Jan. 19, 2011 -- Worsening depression in patients with heart failure more than doubles their risk of hospitalization or death, according to a team of researchers from Duke University.

Depression is common among patients with heart failure and has a profound effect on their overall cardiovascular health. Scientists have theorized that depression leads to chemical and physical changes in the body that affect the function of the heart.

Although previous studies have linked depression as a whole to worsening symptoms in heart failure patients, the Duke study is the first to detail how fluctuating depression symptoms, even mild ones, impact a patient's outcome. 

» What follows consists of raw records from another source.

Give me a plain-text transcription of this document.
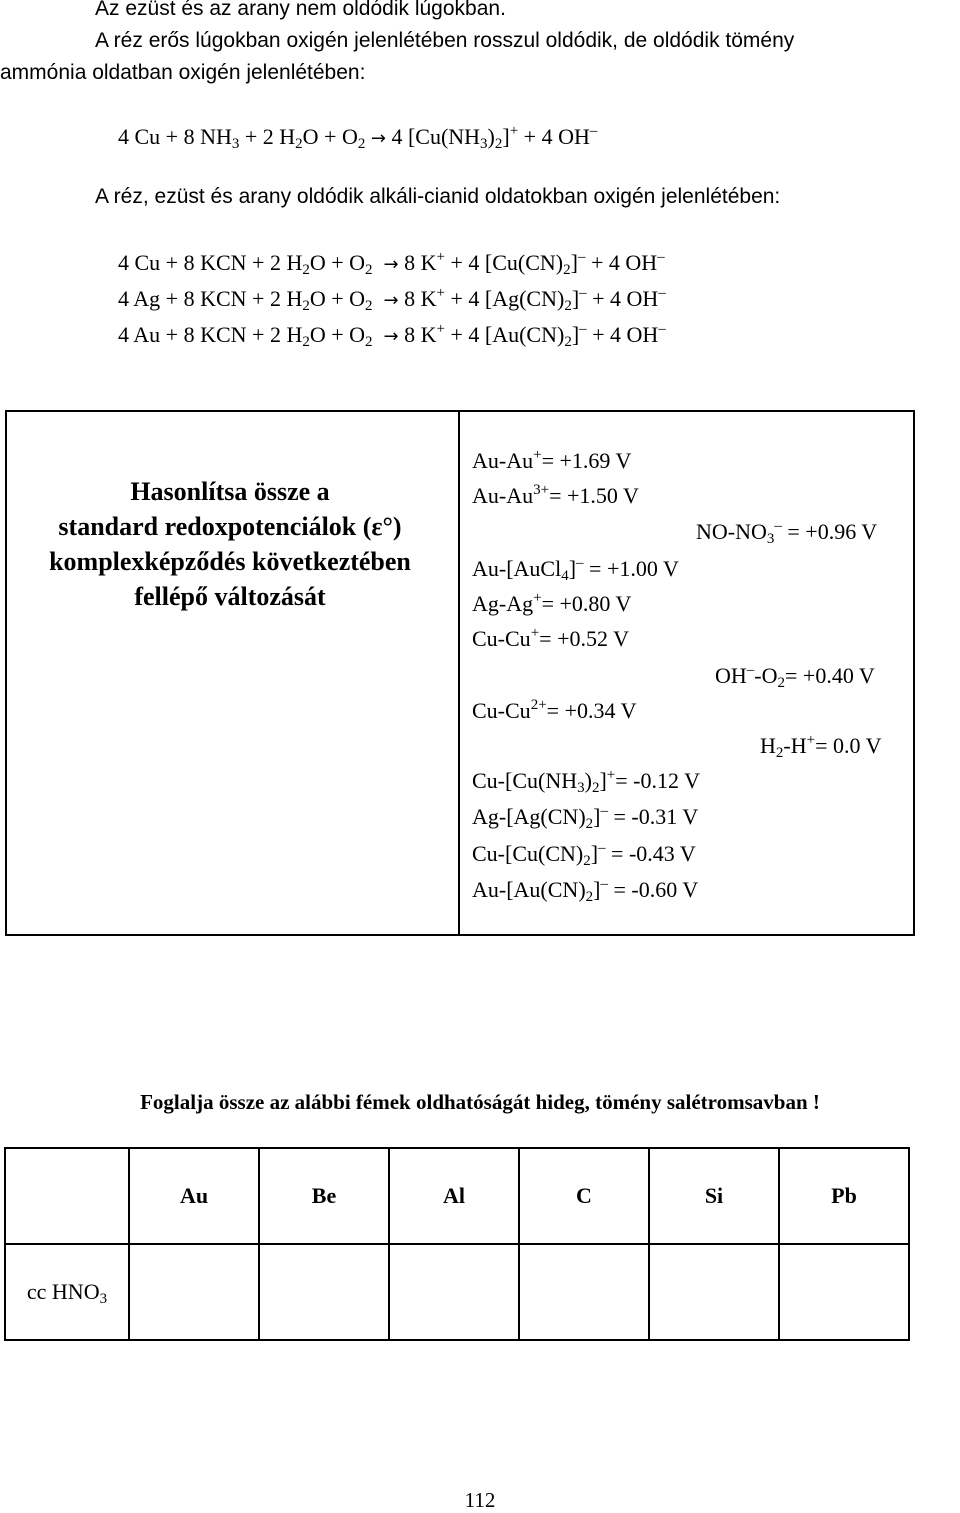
Az ezüst és az arany nem oldódik lúgokban.
A réz erős lúgokban oxigén jelenlétében rosszul oldódik, de oldódik tömény
ammónia oldatban oxigén jelenlétében:
4 Cu + 8 $NH_3 + 2$ $H_2O + O_2 \to 4$ $[Cu(NH_3)_2]^+ + 4$ OH–
A réz, ezüst és arany oldódik alkáli-cianid oldatokban oxigén jelenlétében:
4 Cu + 8 KCN + 2 $H_2O + O_2 \to 8$ K+ + 4 $[Cu(CN)_2]^- + 4$ OH–
4 Ag + 8 KCN + 2 $H_2O + O_2 \to 8$ K+ + 4 $[Ag(CN)_2]^- + 4$ OH–
4 Au + 8 KCN + 2 $H_2O + O_2 \to 8$ K+ + 4 $[Au(CN)_2]^- + 4$ OH–
Hasonlítsa össze a
standard redoxpotenciálok (ε°)
komplexképződés következtében
fellépő változását
Au-Au+= +1.69 V
$Au-Au^{3+}= +1.50$ V
$NO-NO_3^- = +0.96$ V
Au-[AuCl$_4$]– = +1.00 V
Ag-Ag+= +0.80 V
Cu-Cu+= +0.52 V
$OH^--O_2= +0.40$ V
$Cu-Cu^{2+}= +0.34$ V
$H_2-H^+= 0.0$ V
$Cu-[Cu(NH_3)_2]^+= -0.12$ V
$Ag-[Ag(CN)_2]^- = -0.31$ V
$Cu-[Cu(CN)_2]^- = -0.43$ V
$Au-[Au(CN)_2]^- = -0.60$ V
Foglalja össze az alábbi fémek oldhatóságát hideg, tömény salétromsavban !
	Au	Be	Al	C	Si	Pb
cc $HNO_3$						
112
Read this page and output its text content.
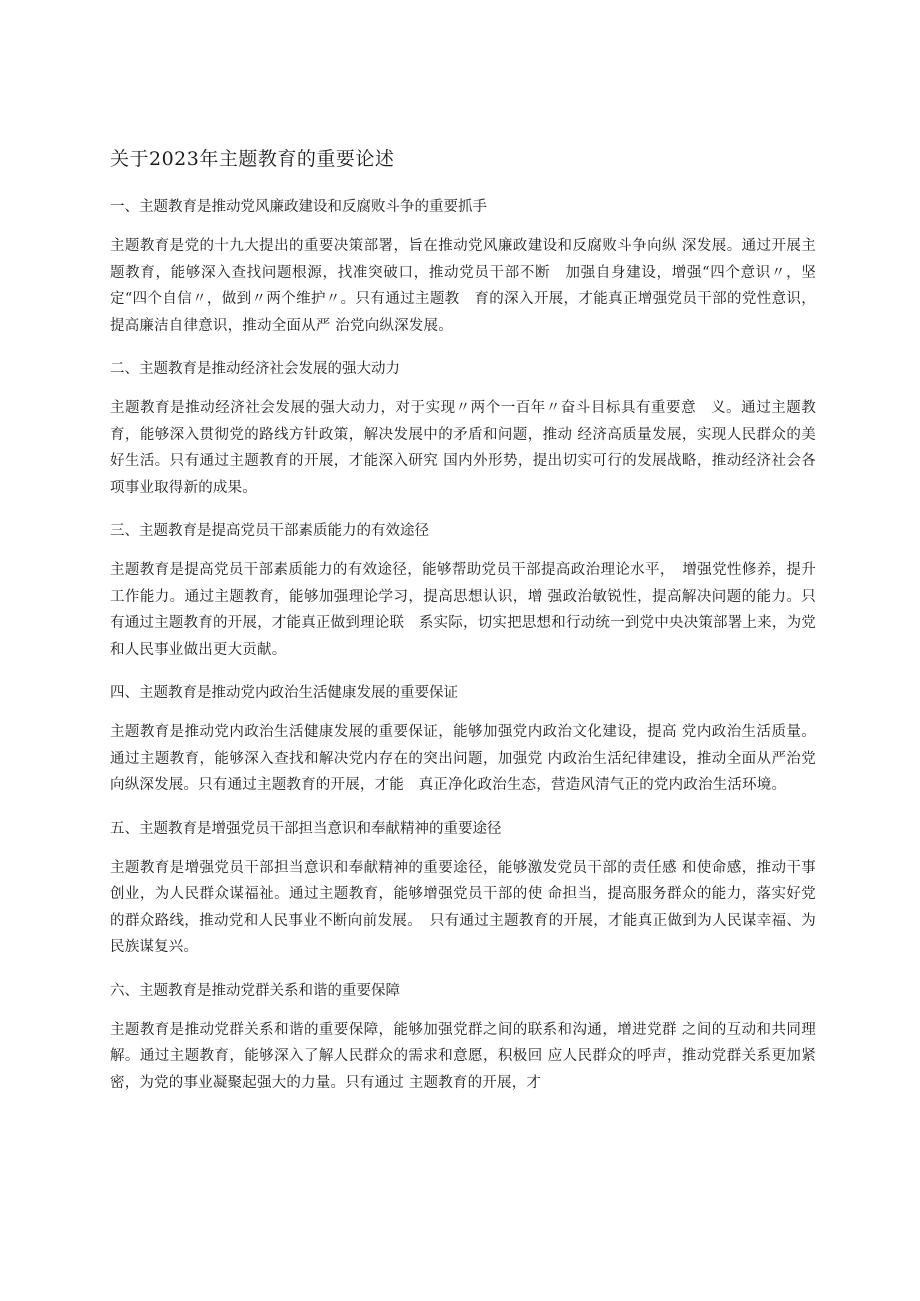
关于2023年主题教育的重要论述
一、主题教育是推动党风廉政建设和反腐败斗争的重要抓手

主题教育是党的十九大提出的重要决策部署，旨在推动党风廉政建设和反腐败斗争向纵 深发展。通过开展主题教育，能够深入查找问题根源，找准突破口，推动党员干部不断　加强自身建设，增强“四个意识〃，坚定“四个自信〃，做到〃两个维护〃。只有通过主题教　育的深入开展，才能真正增强党员干部的党性意识，提高廉洁自律意识，推动全面从严 治党向纵深发展。

二、主题教育是推动经济社会发展的强大动力

主题教育是推动经济社会发展的强大动力，对于实现〃两个一百年〃奋斗目标具有重要意　义。通过主题教育，能够深入贯彻党的路线方针政策，解决发展中的矛盾和问题，推动 经济高质量发展，实现人民群众的美好生活。只有通过主题教育的开展，才能深入研究 国内外形势，提出切实可行的发展战略，推动经济社会各项事业取得新的成果。

三、主题教育是提高党员干部素质能力的有效途径

主题教育是提高党员干部素质能力的有效途径，能够帮助党员干部提高政治理论水平，　增强党性修养，提升工作能力。通过主题教育，能够加强理论学习，提高思想认识，增 强政治敏锐性，提高解决问题的能力。只有通过主题教育的开展，才能真正做到理论联　系实际，切实把思想和行动统一到党中央决策部署上来，为党和人民事业做出更大贡献。

四、主题教育是推动党内政治生活健康发展的重要保证

主题教育是推动党内政治生活健康发展的重要保证，能够加强党内政治文化建设，提高 党内政治生活质量。通过主题教育，能够深入查找和解决党内存在的突出问题，加强党 内政治生活纪律建设，推动全面从严治党向纵深发展。只有通过主题教育的开展，才能　真正净化政治生态，营造风清气正的党内政治生活环境。

五、主题教育是增强党员干部担当意识和奉献精神的重要途径

主题教育是增强党员干部担当意识和奉献精神的重要途径，能够激发党员干部的责任感 和使命感，推动干事创业，为人民群众谋福祉。通过主题教育，能够增强党员干部的使 命担当，提高服务群众的能力，落实好党的群众路线，推动党和人民事业不断向前发展。　只有通过主题教育的开展，才能真正做到为人民谋幸福、为民族谋复兴。

六、主题教育是推动党群关系和谐的重要保障

主题教育是推动党群关系和谐的重要保障，能够加强党群之间的联系和沟通，增进党群 之间的互动和共同理解。通过主题教育，能够深入了解人民群众的需求和意愿，积极回 应人民群众的呼声，推动党群关系更加紧密，为党的事业凝聚起强大的力量。只有通过 主题教育的开展，才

The Duke University Medical Center research team evaluated the emotional and physical health of 147 patients with heart failure. The patients completed a depression screening questionnaire, called the Beck Depression Inventory (BDI), at the beginning of the study and again one year later. The BDI is a 21-question, multiple choice, self-reporting exam that helps determine the severity of depression symptoms. BDI scores range from 0 to 63. A score of 10 to 16 suggests mild depression; 17-20 suggests moderate depression; 30-63 suggests severe depression. 

An increase in the BDI score over time suggests that a patient's depression may be getting worse.

Study Findings

Among the findings:

  • Heart failure patients with a 3-point or greater increase in BDI score after one year from baseline, indicating worsening of depression symptoms, were more than twice as likely to die or be hospitalized because of cardiovascular problems during a median follow-up period of five years, compared to those whose depression did not get worse.
  • Even mild changes in depression symptoms affect heart failure outcomes. For each point increase in the BDI score over a one-year period, a patient's risk of having a cardiovascular event during follow-up increased by 7%.

Routine screening for depression in patients with heart failure may help doctors develop better treatment and disease management plans, the researchers say.  

The findings will be published in the Jan. 25 issue of the Journal of the American College of Cardiology.